The pay’s not bad, either. The top 113 earners among staff at the Federal Reserve’s Washington headquarters make an average of $246,506 per year, excluding bonuses and other benefits, according to Reuters. Not bad for a taxpayer-funded job, right? A few speaking junkets could put you in good financial standing. And you can pontificate on burning issues, such as, “Strengthening Diversity in Economics” or “The Role of Boards at Large Financial Firms.”
Why All the Openings?
Board members are appointed to staggered two-year terms, so it takes 14 years for the board to turn over, which should keep the board seats full or close to it. So where did everyone go? Is Janet Yellen difficult to work with? Is President Trump, who appoints the governors, difficult to work with?
We don’t know about Ms. Yellen, as Fed meetings take place behind closed doors, but, yes, President Trump does like to say, “You’re fired” a lot.
Still, being fired by the president is certain to bring positive media and plenty of opportunities for interviews. You can’t buy that kind of exposure and, given that many others have already been ousted or stepped down, you won’t be singled out for ridicule.
Maybe it’s that the Fed is no longer being depended on to run the economy. Maybe it’s the thought of having to unwind the Fed’s $4.5 trillion bond portfolio. Maybe it’s that the food is bad at the board meetings. Whatever the case, Fed followers will be following closely in anticipation of the appointment of the next chair.
Until recently, President Trump’s chief economic advisor, Gary Cohn, was considered the most likely candidate to replace Janet Yellen as Fed chair, but Cohn’s criticism of President Trump’s reaction to recent violence in Charlottesville, Va., is believed to have reduced the likelihood of his nomination.
What It All Means
With four vacancies to fill, including the seat that Quarles was just approved four, media recognize that President Trump will have an opportunity to remake the board based on his policy goals.
While the president’s policies aren’t always clear, the new board will likely play a lesser role in the economy and will focus on deregulating the financial industry.

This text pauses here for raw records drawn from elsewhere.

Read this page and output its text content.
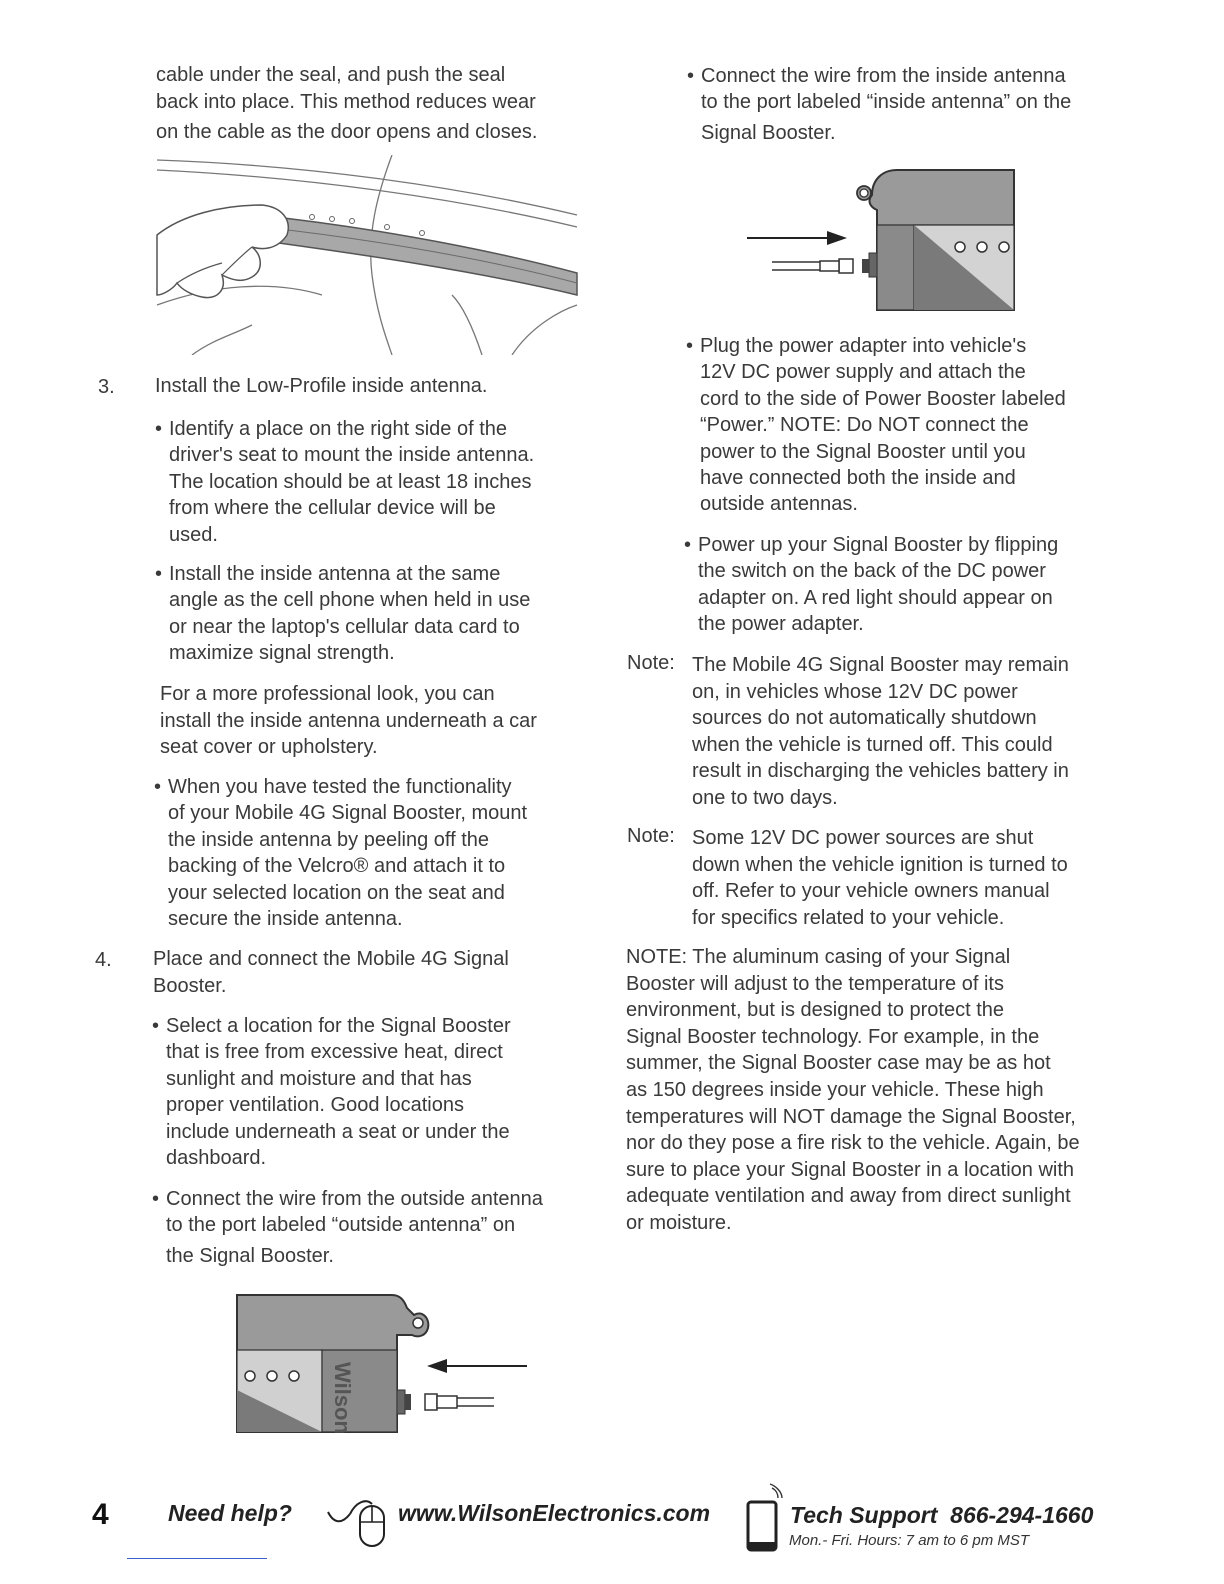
cable under the seal, and push the seal
back into place. This method reduces wear
on the cable as the door opens and closes.
3. Install the Low-Profile inside antenna.
• Identify a place on the right side of the
driver's seat to mount the inside antenna.
The location should be at least 18 inches
from where the cellular device will be
used.
• Install the inside antenna at the same
angle as the cell phone when held in use
or near the laptop's cellular data card to
maximize signal strength.
For a more professional look, you can
install the inside antenna underneath a car
seat cover or upholstery.
• When you have tested the functionality
of your Mobile 4G Signal Booster, mount
the inside antenna by peeling off the
backing of the Velcro® and attach it to
your selected location on the seat and
secure the inside antenna.
4. Place and connect the Mobile 4G Signal
Booster.
• Select a location for the Signal Booster
that is free from excessive heat, direct
sunlight and moisture and that has
proper ventilation. Good locations
include underneath a seat or under the
dashboard.
• Connect the wire from the outside antenna
to the port labeled “outside antenna” on
the Signal Booster.
Wilson
• Connect the wire from the inside antenna
to the port labeled “inside antenna” on the
Signal Booster.
• Plug the power adapter into vehicle's
12V DC power supply and attach the
cord to the side of Power Booster labeled
“Power.” NOTE: Do NOT connect the
power to the Signal Booster until you
have connected both the inside and
outside antennas.
• Power up your Signal Booster by flipping
the switch on the back of the DC power
adapter on. A red light should appear on
the power adapter.
Note: The Mobile 4G Signal Booster may remain
on, in vehicles whose 12V DC power
sources do not automatically shutdown
when the vehicle is turned off. This could
result in discharging the vehicles battery in
one to two days.
Note: Some 12V DC power sources are shut
down when the vehicle ignition is turned to
off. Refer to your vehicle owners manual
for specifics related to your vehicle.
NOTE: The aluminum casing of your Signal
Booster will adjust to the temperature of its
environment, but is designed to protect the
Signal Booster technology. For example, in the
summer, the Signal Booster case may be as hot
as 150 degrees inside your vehicle. These high
temperatures will NOT damage the Signal Booster,
nor do they pose a fire risk to the vehicle. Again, be
sure to place your Signal Booster in a location with
adequate ventilation and away from direct sunlight
or moisture.
4	Need help?	www.WilsonElectronics.com	Tech Support  866-294-1660
Mon.- Fri. Hours: 7 am to 6 pm MST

His predecessor set new records for regulation, which many believe is a major reason for the slow economic growth of the past eight years.
“But there’s another potential outcome with the Fed’s vacancies,” according to The Atlantic. “The administration might fail to quickly nominate replacements and the Senate might refuse to confirm them, leaving positions open for prolonged periods.”
An understaffed Fed could find it difficult to get much done. Given the Fed’s record over the past eight years, worse things could happen.